New research from Celent reveals that not all types of fixed-income securities are experiencing rapid electronification.

Electronic trading has flourished in the U.S. fixed-income market, the largest fixed-income marketplace in the world, representing about 40 percent, or $27.4 trillion, of the $68 trillion in outstanding debt worldwide. New research from Boston-based Celent, however, reveals that not all types of fixed-income securities are experiencing electronification at warp speed.

In 2003, electronic trading of fixed-income products -- municipal securities, treasury securities, federal agency securities, corporate bonds, money market instruments, mortgage securities and asset-backed securities -- hovered at about 30 percent, according to Celent. In the four years since, electronic trading has grown to represent more than 60 percent of the market, a compound annual growth rate of 19 percent, the research and advisory firm reports.

But Celent's estimates indicate a disparity in which instruments are getting the electronic treatment disproportionately, although electronification tends to follow one major trend -- liquidity. The most liquid instruments, U.S. Treasury and mortgage-based securities (MBS), are far more likely to be traded electronically than other fixed-income securities.
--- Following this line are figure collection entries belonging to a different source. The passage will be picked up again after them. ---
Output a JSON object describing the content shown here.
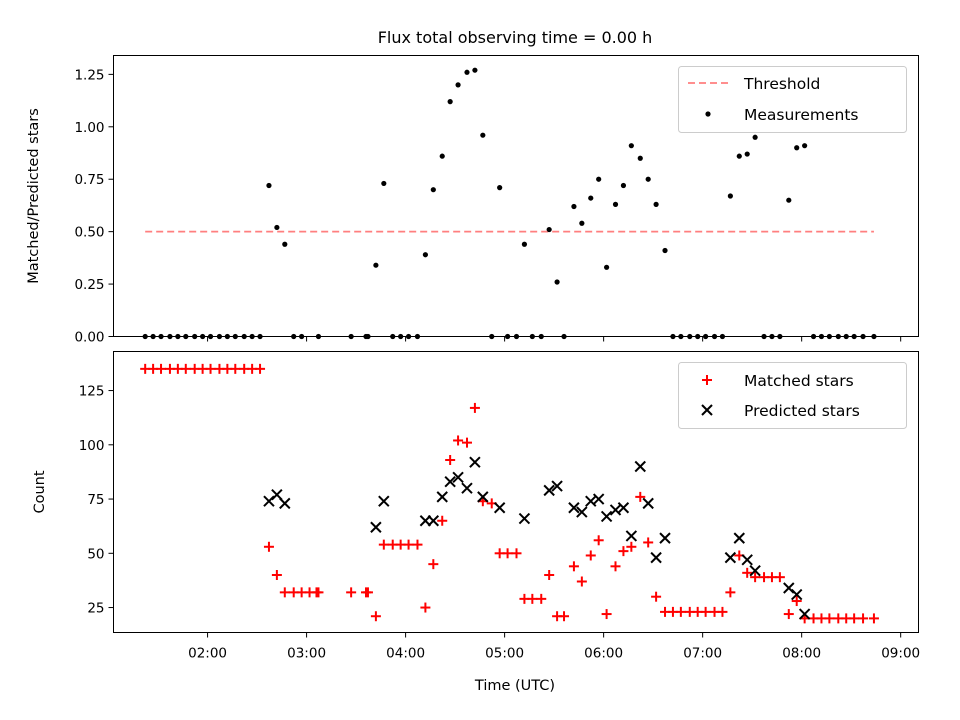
{
  "title": "Flux total observing time = 0.00 h",
  "colors": {
    "threshold": "#ff7f7f",
    "measurement": "#000000",
    "matched": "#ff0000",
    "predicted": "#000000"
  },
  "chart_data": [
    {
      "type": "scatter",
      "ylabel": "Matched/Predicted stars",
      "xlim": [
        1.05,
        9.18
      ],
      "ylim": [
        0,
        1.34
      ],
      "yticks": [
        0.0,
        0.25,
        0.5,
        0.75,
        1.0,
        1.25
      ],
      "ytick_labels": [
        "0.00",
        "0.25",
        "0.50",
        "0.75",
        "1.00",
        "1.25"
      ],
      "legend": {
        "position": "top-right"
      },
      "series": [
        {
          "name": "Threshold",
          "kind": "dashed-line",
          "x": [
            1.37,
            8.73
          ],
          "y": [
            0.5,
            0.5
          ]
        },
        {
          "name": "Measurements",
          "kind": "dot",
          "points": [
            [
              1.37,
              0
            ],
            [
              1.45,
              0
            ],
            [
              1.53,
              0
            ],
            [
              1.62,
              0
            ],
            [
              1.7,
              0
            ],
            [
              1.78,
              0
            ],
            [
              1.87,
              0
            ],
            [
              1.95,
              0
            ],
            [
              2.03,
              0
            ],
            [
              2.12,
              0
            ],
            [
              2.2,
              0
            ],
            [
              2.28,
              0
            ],
            [
              2.37,
              0
            ],
            [
              2.45,
              0
            ],
            [
              2.53,
              0
            ],
            [
              2.62,
              0.72
            ],
            [
              2.7,
              0.52
            ],
            [
              2.78,
              0.44
            ],
            [
              2.87,
              0
            ],
            [
              2.95,
              0
            ],
            [
              3.12,
              0
            ],
            [
              3.45,
              0
            ],
            [
              3.6,
              0
            ],
            [
              3.62,
              0
            ],
            [
              3.7,
              0.34
            ],
            [
              3.78,
              0.73
            ],
            [
              3.87,
              0
            ],
            [
              3.95,
              0
            ],
            [
              4.03,
              0
            ],
            [
              4.12,
              0
            ],
            [
              4.2,
              0.39
            ],
            [
              4.28,
              0.7
            ],
            [
              4.37,
              0.86
            ],
            [
              4.45,
              1.12
            ],
            [
              4.53,
              1.2
            ],
            [
              4.62,
              1.26
            ],
            [
              4.7,
              1.27
            ],
            [
              4.78,
              0.96
            ],
            [
              4.87,
              0
            ],
            [
              4.95,
              0.71
            ],
            [
              5.03,
              0
            ],
            [
              5.12,
              0
            ],
            [
              5.2,
              0.44
            ],
            [
              5.28,
              0
            ],
            [
              5.37,
              0
            ],
            [
              5.45,
              0.51
            ],
            [
              5.53,
              0.26
            ],
            [
              5.6,
              0
            ],
            [
              5.7,
              0.62
            ],
            [
              5.78,
              0.54
            ],
            [
              5.87,
              0.66
            ],
            [
              5.95,
              0.75
            ],
            [
              6.03,
              0.33
            ],
            [
              6.12,
              0.63
            ],
            [
              6.2,
              0.72
            ],
            [
              6.28,
              0.91
            ],
            [
              6.37,
              0.85
            ],
            [
              6.45,
              0.75
            ],
            [
              6.53,
              0.63
            ],
            [
              6.62,
              0.41
            ],
            [
              6.7,
              0
            ],
            [
              6.78,
              0
            ],
            [
              6.87,
              0
            ],
            [
              6.95,
              0
            ],
            [
              7.03,
              0
            ],
            [
              7.12,
              0
            ],
            [
              7.2,
              0
            ],
            [
              7.28,
              0.67
            ],
            [
              7.37,
              0.86
            ],
            [
              7.45,
              0.87
            ],
            [
              7.53,
              0.95
            ],
            [
              7.62,
              0
            ],
            [
              7.7,
              0
            ],
            [
              7.78,
              0
            ],
            [
              7.87,
              0.65
            ],
            [
              7.95,
              0.9
            ],
            [
              8.03,
              0.91
            ],
            [
              8.12,
              0
            ],
            [
              8.2,
              0
            ],
            [
              8.28,
              0
            ],
            [
              8.37,
              0
            ],
            [
              8.45,
              0
            ],
            [
              8.53,
              0
            ],
            [
              8.62,
              0
            ],
            [
              8.73,
              0
            ]
          ]
        }
      ]
    },
    {
      "type": "scatter",
      "xlabel": "Time (UTC)",
      "ylabel": "Count",
      "xlim": [
        1.05,
        9.18
      ],
      "ylim": [
        13.5,
        143
      ],
      "yticks": [
        25,
        50,
        75,
        100,
        125
      ],
      "ytick_labels": [
        "25",
        "50",
        "75",
        "100",
        "125"
      ],
      "xticks": [
        2,
        3,
        4,
        5,
        6,
        7,
        8,
        9
      ],
      "xtick_labels": [
        "02:00",
        "03:00",
        "04:00",
        "05:00",
        "06:00",
        "07:00",
        "08:00",
        "09:00"
      ],
      "legend": {
        "position": "top-right"
      },
      "series": [
        {
          "name": "Matched stars",
          "marker": "plus",
          "points": [
            [
              1.37,
              135
            ],
            [
              1.45,
              135
            ],
            [
              1.53,
              135
            ],
            [
              1.62,
              135
            ],
            [
              1.7,
              135
            ],
            [
              1.78,
              135
            ],
            [
              1.87,
              135
            ],
            [
              1.95,
              135
            ],
            [
              2.03,
              135
            ],
            [
              2.12,
              135
            ],
            [
              2.2,
              135
            ],
            [
              2.28,
              135
            ],
            [
              2.37,
              135
            ],
            [
              2.45,
              135
            ],
            [
              2.53,
              135
            ],
            [
              2.62,
              53
            ],
            [
              2.7,
              40
            ],
            [
              2.78,
              32
            ],
            [
              2.87,
              32
            ],
            [
              2.95,
              32
            ],
            [
              3.03,
              32
            ],
            [
              3.1,
              32
            ],
            [
              3.12,
              32
            ],
            [
              3.45,
              32
            ],
            [
              3.6,
              32
            ],
            [
              3.62,
              32
            ],
            [
              3.7,
              21
            ],
            [
              3.78,
              54
            ],
            [
              3.87,
              54
            ],
            [
              3.95,
              54
            ],
            [
              4.03,
              54
            ],
            [
              4.12,
              54
            ],
            [
              4.2,
              25
            ],
            [
              4.28,
              45
            ],
            [
              4.37,
              65
            ],
            [
              4.45,
              93
            ],
            [
              4.53,
              102
            ],
            [
              4.62,
              101
            ],
            [
              4.7,
              117
            ],
            [
              4.78,
              74
            ],
            [
              4.87,
              73
            ],
            [
              4.95,
              50
            ],
            [
              5.03,
              50
            ],
            [
              5.12,
              50
            ],
            [
              5.2,
              29
            ],
            [
              5.28,
              29
            ],
            [
              5.37,
              29
            ],
            [
              5.45,
              40
            ],
            [
              5.53,
              21
            ],
            [
              5.6,
              21
            ],
            [
              5.7,
              44
            ],
            [
              5.78,
              37
            ],
            [
              5.87,
              49
            ],
            [
              5.95,
              56
            ],
            [
              6.03,
              22
            ],
            [
              6.12,
              44
            ],
            [
              6.2,
              51
            ],
            [
              6.28,
              53
            ],
            [
              6.37,
              76
            ],
            [
              6.45,
              55
            ],
            [
              6.53,
              30
            ],
            [
              6.62,
              23
            ],
            [
              6.7,
              23
            ],
            [
              6.78,
              23
            ],
            [
              6.87,
              23
            ],
            [
              6.95,
              23
            ],
            [
              7.03,
              23
            ],
            [
              7.12,
              23
            ],
            [
              7.2,
              23
            ],
            [
              7.28,
              32
            ],
            [
              7.37,
              49
            ],
            [
              7.45,
              41
            ],
            [
              7.53,
              39
            ],
            [
              7.62,
              39
            ],
            [
              7.7,
              39
            ],
            [
              7.78,
              39
            ],
            [
              7.87,
              22
            ],
            [
              7.95,
              28
            ],
            [
              8.03,
              20
            ],
            [
              8.12,
              20
            ],
            [
              8.2,
              20
            ],
            [
              8.28,
              20
            ],
            [
              8.37,
              20
            ],
            [
              8.45,
              20
            ],
            [
              8.53,
              20
            ],
            [
              8.62,
              20
            ],
            [
              8.73,
              20
            ]
          ]
        },
        {
          "name": "Predicted stars",
          "marker": "x",
          "points": [
            [
              2.62,
              74
            ],
            [
              2.7,
              77
            ],
            [
              2.78,
              73
            ],
            [
              3.7,
              62
            ],
            [
              3.78,
              74
            ],
            [
              4.2,
              65
            ],
            [
              4.28,
              65
            ],
            [
              4.37,
              76
            ],
            [
              4.45,
              83
            ],
            [
              4.53,
              85
            ],
            [
              4.62,
              80
            ],
            [
              4.7,
              92
            ],
            [
              4.78,
              76
            ],
            [
              4.95,
              71
            ],
            [
              5.2,
              66
            ],
            [
              5.45,
              79
            ],
            [
              5.53,
              81
            ],
            [
              5.7,
              71
            ],
            [
              5.78,
              69
            ],
            [
              5.87,
              74
            ],
            [
              5.95,
              75
            ],
            [
              6.03,
              67
            ],
            [
              6.12,
              70
            ],
            [
              6.2,
              71
            ],
            [
              6.28,
              58
            ],
            [
              6.37,
              90
            ],
            [
              6.45,
              73
            ],
            [
              6.53,
              48
            ],
            [
              6.62,
              57
            ],
            [
              7.28,
              48
            ],
            [
              7.37,
              57
            ],
            [
              7.45,
              47
            ],
            [
              7.53,
              42
            ],
            [
              7.87,
              34
            ],
            [
              7.95,
              31
            ],
            [
              8.03,
              22
            ]
          ]
        }
      ]
    }
  ]
}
Electronic trading accounts for nearly 88 percent of Treasury securities and more than 31 percent of MBSs, according to the research.

But electronic trading is considerably less developed in illiquid segments of the market, such as federal agency, federal, and corporate bonds. Celent estimates that electronic trading accounts for 15 percent of federal agency securities, 10 percent of corporate bonds and 8 percent of municipal bonds. According to Celent, in the next few years, electronic trading of municipal bonds likely will jump the most; the research predicts 2 percent growth in electronic trading by 2010.